建久2年(1191)の末までに詠まれたことがはっきり分かる歌なのだ。狸囃子みたいな咄は、既に鎌倉時代初頭から存したらしい。いや、おもしろいなあと思い出しながら、むじな蕎麦をずずずと啜った。

 会場のS女子大への道すがら、路傍に由緒ありげな石仏?があったので、ためつすがめつ眺めていると、本日最初の発表者Oさんがお出でになったから、ご一緒する。

 会場には松野陽一先生、久保田淳先生がお見えだった。研究発表3本を聴く。OさんのH内侍論は、まあそれなりに水準の女流歌人でしたわポンという結論では、面白くもないわいな。H内侍はJ内裏歌壇においてどんな役どころを担ったのか、G仙洞歌壇に准えたらどうなるかと、後で意見を申し上げておいた。2本目は凡慮の及ぶところに非ず。前に座っていたTさんの肩をつつき、ハンドアウトをくるくる廻して見せたら、目を回していた。トリのH先生のご発表は、正直何が新しいのかさっぱり分からなかった。たしかに新資料や、豊富な用例の提示は貴重ではあったけれども・・・。文献に拙稿をあげてくださったので、質問をさせていただく。

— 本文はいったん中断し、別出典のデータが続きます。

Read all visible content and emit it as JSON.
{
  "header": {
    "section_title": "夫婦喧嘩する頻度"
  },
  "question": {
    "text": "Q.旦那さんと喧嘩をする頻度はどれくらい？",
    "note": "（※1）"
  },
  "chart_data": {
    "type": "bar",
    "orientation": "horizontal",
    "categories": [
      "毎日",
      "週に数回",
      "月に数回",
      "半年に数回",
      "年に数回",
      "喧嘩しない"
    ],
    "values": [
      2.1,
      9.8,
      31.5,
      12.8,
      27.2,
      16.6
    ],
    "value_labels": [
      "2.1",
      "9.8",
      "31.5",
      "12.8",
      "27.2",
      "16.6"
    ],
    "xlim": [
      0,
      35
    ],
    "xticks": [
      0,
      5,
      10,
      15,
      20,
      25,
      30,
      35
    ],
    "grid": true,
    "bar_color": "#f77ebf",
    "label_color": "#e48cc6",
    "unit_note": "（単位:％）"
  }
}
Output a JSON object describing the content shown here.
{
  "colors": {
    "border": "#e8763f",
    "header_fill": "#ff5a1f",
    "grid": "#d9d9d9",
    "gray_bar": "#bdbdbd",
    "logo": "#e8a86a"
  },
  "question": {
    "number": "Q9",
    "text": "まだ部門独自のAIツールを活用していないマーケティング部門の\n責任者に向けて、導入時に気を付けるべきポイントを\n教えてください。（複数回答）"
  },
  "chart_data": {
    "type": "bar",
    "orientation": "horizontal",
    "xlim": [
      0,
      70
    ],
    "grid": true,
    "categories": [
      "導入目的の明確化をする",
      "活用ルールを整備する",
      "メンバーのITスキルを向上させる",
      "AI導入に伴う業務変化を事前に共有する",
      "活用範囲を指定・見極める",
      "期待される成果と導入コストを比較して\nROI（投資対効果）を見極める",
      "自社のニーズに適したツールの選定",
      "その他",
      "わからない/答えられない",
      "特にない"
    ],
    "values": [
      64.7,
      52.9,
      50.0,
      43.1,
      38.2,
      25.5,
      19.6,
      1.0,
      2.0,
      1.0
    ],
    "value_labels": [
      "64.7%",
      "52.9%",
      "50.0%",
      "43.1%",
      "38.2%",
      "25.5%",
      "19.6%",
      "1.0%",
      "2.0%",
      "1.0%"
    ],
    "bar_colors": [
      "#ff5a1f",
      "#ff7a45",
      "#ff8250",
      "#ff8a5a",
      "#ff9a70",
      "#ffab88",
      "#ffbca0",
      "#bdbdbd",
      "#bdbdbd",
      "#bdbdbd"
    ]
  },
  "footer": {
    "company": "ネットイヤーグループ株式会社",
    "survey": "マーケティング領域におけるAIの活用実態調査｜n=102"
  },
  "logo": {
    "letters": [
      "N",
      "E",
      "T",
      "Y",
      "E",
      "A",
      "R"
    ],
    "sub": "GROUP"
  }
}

 委員会はもめそうな気もしたが、懸案事項が解決してひと安心。ありがたいことである。むしろ財政問題が深刻で、いろいろな意見が出たが、とにかく事務処理が煩瑣とならぬよう制度化するのが肝要で、事務局を担当したことがない委員に限って絵空事のような案を言い出してくる。私も一、二発言したが、こんな老人のたわ言は、もはや容れられるものではないと悟ったわい。もう委員会に出るのはやめようかなあ。

 帰りがけ、蜜蜂大学のN氏に十条短大のF氏と連れ立って「掌庵 石はら」の扉を引いたら、ご予約ですか?と花番のねえちゃんに言われる。予約でいっぱいなのだそうだ。ところが、あきらめて別の店へと背を向けた途端、今しがた3名様のご予約がキャンセルになりましたので、どうぞと、招じ入れられる。まことにもって僥倖。

 F氏とは同世代なので、老人同士の愚痴をひとしきり。山形の酒を頼んだが、まあ美味かったな。肴はなかなか気がきいていた。蕎麦は…いささか精進が必要だろうかねえ。しかし、花番さんも老人のからみにちゃんと付き合ってくれるし、酒を飲むにはよいお店であった。